What is the government doing about it?
Business secretary Kwasi Kwarteng has said “the key way we protect consumers is through the price cap”. The most the Government can do is provide support for industries and consumers. With many companies and households keen for an answer, Mr Kwarteng has said he is “looking for a solution”.
Energy suppliers have criticized the domestic energy price cap, denying that it will ‘protect’ households from an expected rise in costs. The chief executive of Together Energy, Paul Richards, told BBC Radio 4: “The price cap as a mechanism is not fit for industry, nor is it fit for customers.” Richards has stated although some customers were protected by the price cap, there was between £1bn and £3bn in costs due to failed suppliers that would be placed upon businesses and households.
So, no sign of the government intervening or offering much support for business in the current energy crisis.
Rise in wholesale gas prices
Wholesale gas prices have risen 250% since January. Businesses unable to afford soaring energy prices are worried about potentially having to close. Closure of business will leave thousands of people unemployed. The Director General of UK Steel, Gareth Stace, describes the lack of support for businesses as “frustrating”.
Companies all over the UK want a business price cap implemented, similar to the one in place for domestic consumers, on the amount that suppliers can charge them. This is crucial for businesses within energy intensive industries like steel-work, chemical plants and paper production.
The British Chambers of Commerce has called on an energy price cap to be introduced for small to medium sized companies struggling with rising gas prices.

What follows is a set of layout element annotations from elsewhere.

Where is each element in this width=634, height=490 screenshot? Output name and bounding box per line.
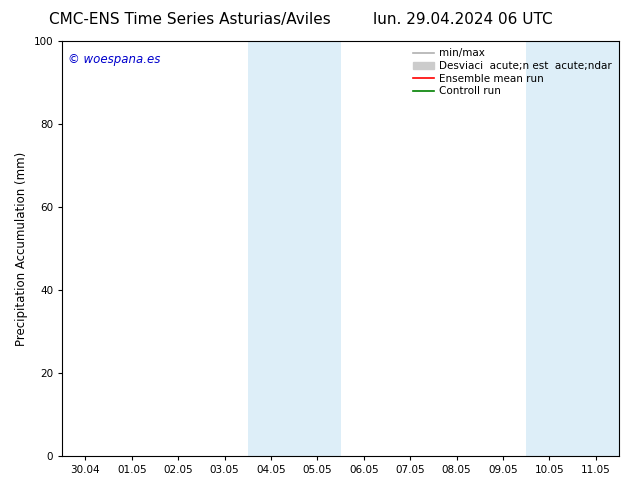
- Text: lun. 29.04.2024 06 UTC: lun. 29.04.2024 06 UTC: [373, 12, 553, 27]
- Y-axis label: Precipitation Accumulation (mm): Precipitation Accumulation (mm): [15, 151, 28, 345]
- Legend: min/max, Desviaci  acute;n est  acute;ndar, Ensemble mean run, Controll run: min/max, Desviaci acute;n est acute;ndar…: [409, 44, 616, 100]
- Text: CMC-ENS Time Series Asturias/Aviles: CMC-ENS Time Series Asturias/Aviles: [49, 12, 331, 27]
- Bar: [526, 41, 619, 456]
- Bar: [248, 41, 340, 456]
- Text: © woespana.es: © woespana.es: [68, 53, 160, 67]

A multitude of factors has impacted on wholesale gas prices. The UK has comparably fewer gas storage facilities than other countries and being a net importer of gas, far more exposed to sharp price rises.
Lower than anticipated wind generation in 2021 has forced Britain to rely more on gas to produce power at a time when the UK is already facing supply issues. On top of that, there is a huge pressure on generators to not use fossil fuels and where they do, they have to buy carbon credits which have also gone up a huge amount.
How can we manage our energy prices?
Energy contracts have a larger impact on business costs than ever before and traditional fixed price contract management is becoming less effective at managing costs.
The key is to have a long-term energy management strategy designed to take advantage of forward pricing curves and reduce risk exposure. Buying all your energy at one time for a fixed period can leave you exposed to short term market conditions that affect the overall price of your contract.
Flexible energy contracts provide a long-term solution that gives you the ability to reduce the effect volatile conditions have on your overall costs by looking at the market 3 or 4 years ahead. Businesses can capitalize on market fluctuations and get the best price for energy by purchasing in blocks when the market is favourable. With energy prices showing no sign of easing, find yourself an energy partner and work with them to find a product that gives you the opportunity to manage any increases and make better purchasing decisions.